2673 Putz’s Place, Westwood, putzscreamywhip.com
10. Italian Sausage
Chicago Gyros and Dogs
Price: $7.50 (no sides)
Prepare to be dazzled with options. Chicago’s “Dogs & Stuff” menu category is the understatement of the century, with a dozen-odd hot dog-adjacent items, including your standard Chicago-style, a couple takes on a coney, and some wrapped (lovingly, we imagine) in bacon. If you want the real deal without a lot of multi-meat fuss, go for the Italian Sausage. It’s a simple setup with sautéed green peppers, grilled onions, and provolone, but then you get the intriguing choice of marinara or mustard. We went with mustard and never looked back. Chicago’s website trumpets, boldly, that they have “the best Greek food West of the Greek Isles.” We’re not sure where the Italian Sausage fits into that brag, but we’d go back for it in a heartbeat.
201 West McMillan St., Clifton Heights, chicagogyrosanddogs.com
11. Trailer Park Hot Dog
Price: $11 (no sides)
Credit Dan Wright for Making Hot Dogs Great Again. The Senate chef/owner gussies up his signature Avril-Bleh dogs with toppings like kimchi, béchamel, and goat cheese. Remarkably, the funky adornments work, including on the best-seller and longtime staple Trailer Park. Atop a sturdy brioche bun, the heaping pile of creamy coleslaw tempers smokiness from both the bacon-wrapped dog and crushed Grippo’s BBQ chips. It’s the same balanced approach you’ll taste on the Korean dog, with the pickled acidity of the house kimchi married perfectly with rich, braised short rib. Hot dog purists: Lay down your relish and embrace the funk.
1212 Vine St., Over-the-Rhine, senatepub.com
Price: $9 (with a housemade potato pancake)

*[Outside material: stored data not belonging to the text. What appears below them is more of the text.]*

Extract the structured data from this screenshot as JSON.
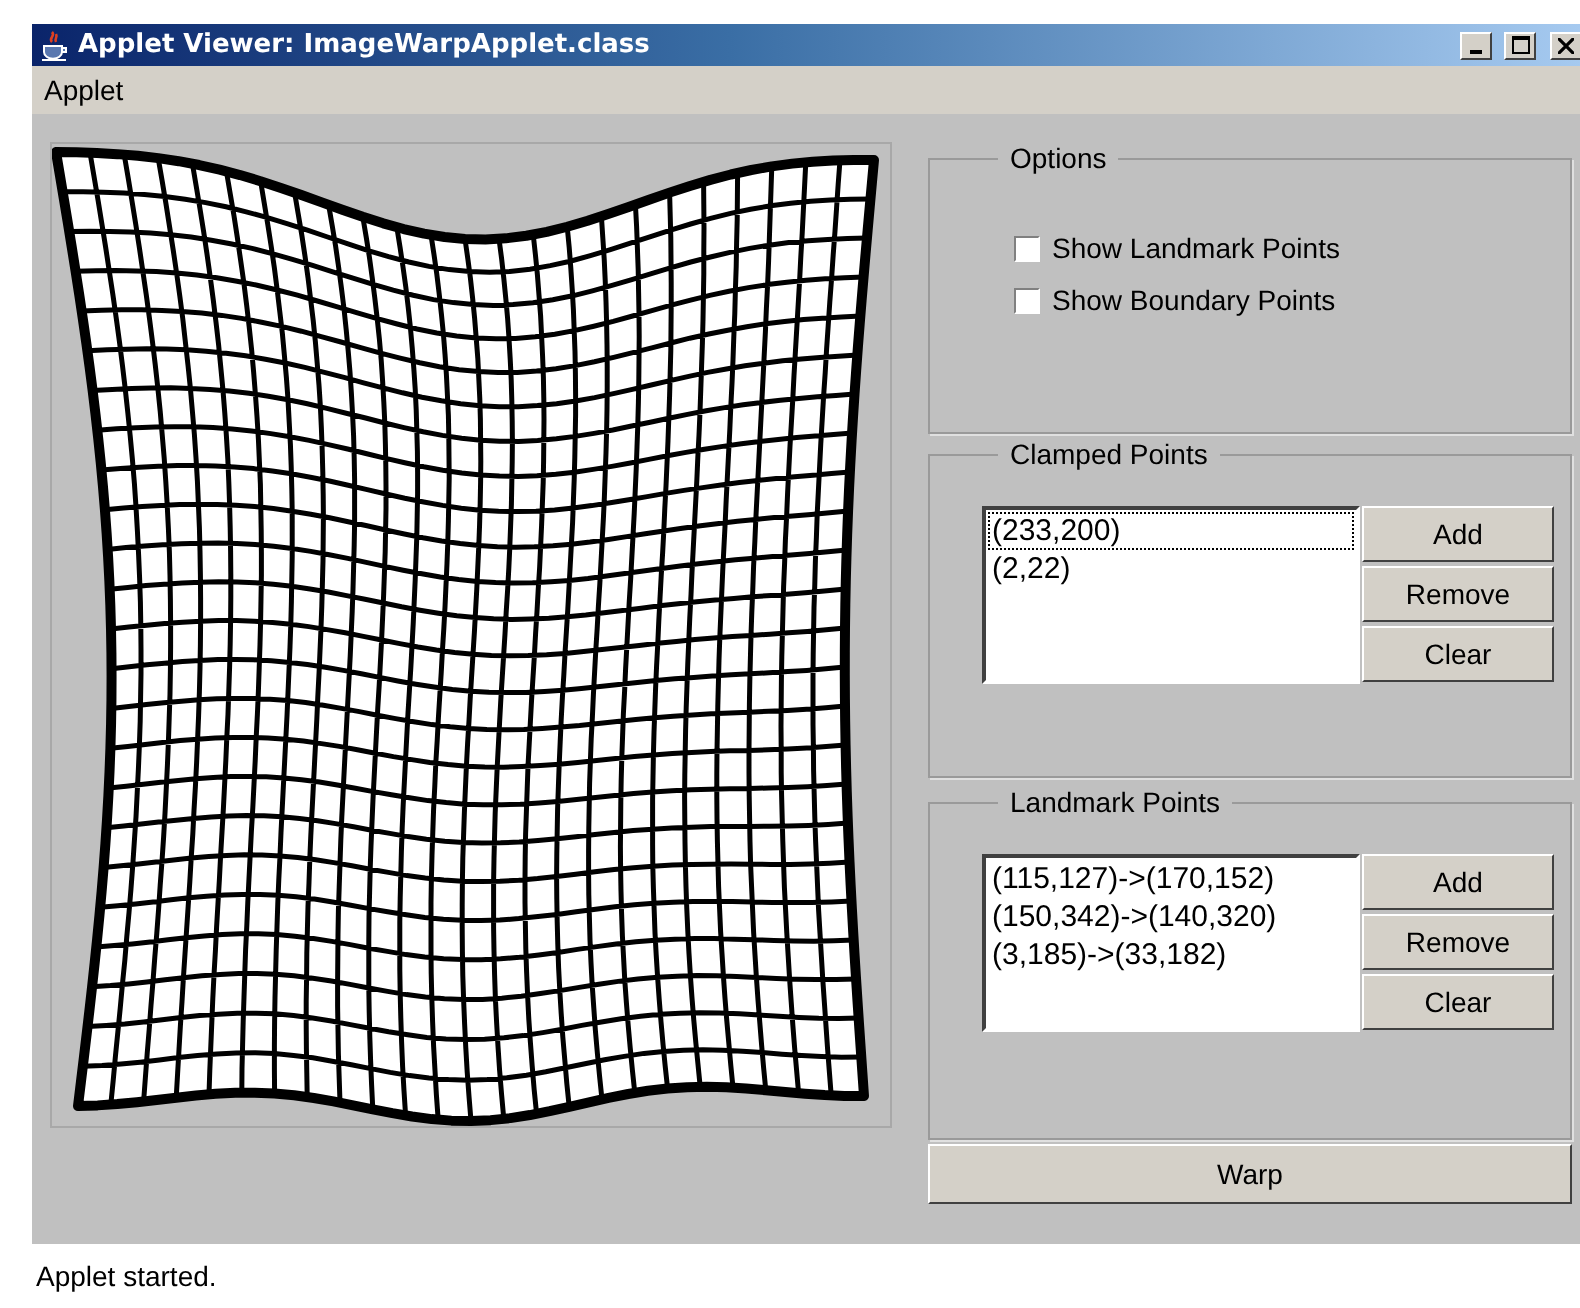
{
  "window": {
    "title": "Applet Viewer: ImageWarpApplet.class"
  },
  "menu": [
    "Applet"
  ],
  "options": {
    "title": "Options",
    "checkboxes": [
      {
        "label": "Show Landmark Points",
        "checked": false
      },
      {
        "label": "Show Boundary Points",
        "checked": false
      }
    ]
  },
  "clamped_points": {
    "title": "Clamped Points",
    "items": [
      {
        "text": "(233,200)",
        "focused": true
      },
      {
        "text": "(2,22)",
        "focused": false
      }
    ],
    "buttons": [
      "Add",
      "Remove",
      "Clear"
    ]
  },
  "landmark_points": {
    "title": "Landmark Points",
    "items": [
      {
        "text": "(115,127)->(170,152)",
        "focused": false
      },
      {
        "text": "(150,342)->(140,320)",
        "focused": false
      },
      {
        "text": "(3,185)->(33,182)",
        "focused": false
      }
    ],
    "buttons": [
      "Add",
      "Remove",
      "Clear"
    ]
  },
  "warp_button": "Warp",
  "status_bar": "Applet started."
}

Goetta need not be consumed strictly in fried patty form. At Mecklenburg Gardens, they’ve been dishing out goettawursts since Glier’s started making them 15 years ago. The standard goetta ingredients—pork, beef, steel cut oats—are all accounted for in the link, joined in a bun by a generous scoop of sauerkraut with a sidecar of Düsseldorf mustard. But it’s the added layer of texture from the sausage casing that breaks through the goetta glass ceiling. It adds just the right amount of fat and a welcome snap, making for—dare we say it?—an even better way to enjoy our favorite breakfast meat.
302 East University Ave., Corryville, mecklenburgs.com
13. Veggie Dawg
U-Lucky Dog Food Truck
In a town that in most ways has shaken off its limited-options past, a guy could starve for want of a veggie dog across Cincinnati. Thank the Sausage Gods for U-Lucky Dog, a food truck featuring an A-level, moist spicy meal for non-carnivores. They serve a quarter-pound Field Roast brand “artisan vegan” sausage by itself or as the base in any of their specialty dogs ($5), from Chicago and Memphis to Rueben and Tijuana.